腰の横(運動科学の用語では「側腰」)をゆるめる体操です。側腰の中心となる中臀筋が凝っていると、その奥にある拘束腰芯まで辿り着けません。普段からしっかり取り組むことが必要かと思います。

膝膝クルクル体操

これも仙腸関節を割っていく効果のある体操です。
寝ゆるですので気力的にも負担がありませんから、テレビでも観ながらやって毎日の習慣にして、時々追い込んでやる、といったスタイルでされると良いかと思います。

腕支え腰モゾモゾ体操

寝ゆるの腰モゾモゾ体操とは少し違うアプローチで腰をゆるめることができます。
これも運動科学総合研究所の講座では、相当にハイレベルな体操へと深化していきます。

足パタパタ体操

一見拘束腰芯と関係ないように見えますが、この体操を長時間疲労せずにやろうと思うと、腰が割れていないとできません。自分のレベルをチェックするのには非常に良いかと思います。また、股関節周りや脚全体をゆるめる効果もありますので、間接的にも非常に役にたつ体操です。足パタパタおじぎ体操も同様です。

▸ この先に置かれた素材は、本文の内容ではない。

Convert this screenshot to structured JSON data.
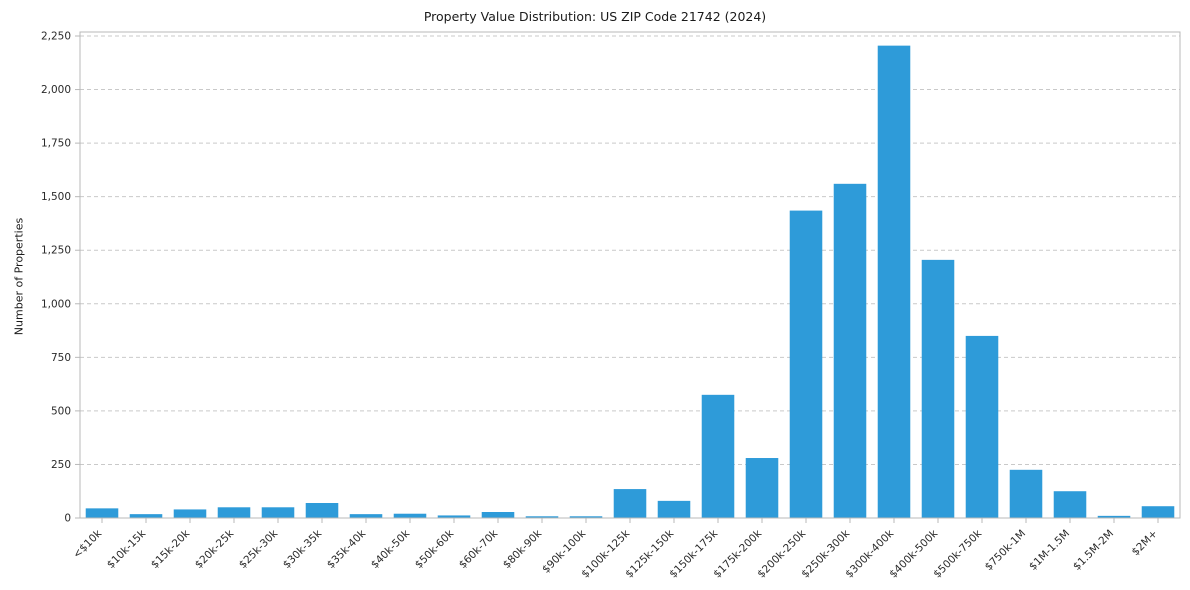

このほか息ゆる等で腹腰呼吸ができるようにしていくのも良いアプローチかと思います。また上半身がゆるんでいないと、どうしてもこれ以上拘束腰芯が小さくならないというレベルがありますので、やはり全身をくまなくゆるめていくことが大事になります。

今回はアスリートの話題を中心にお話しましたが、日本の江戸時代の浮世絵には入れるにしても抜くにしても拘束腰芯が非常に小さいであろう人物が普通にいくらでも登場します。

拘束腰芯を解体することは高能力だけでなく、本当の健康にも関わってきます。その辺りの話題にもいつかは触れたいと思いながら、今回はこれで終わりたいと思います。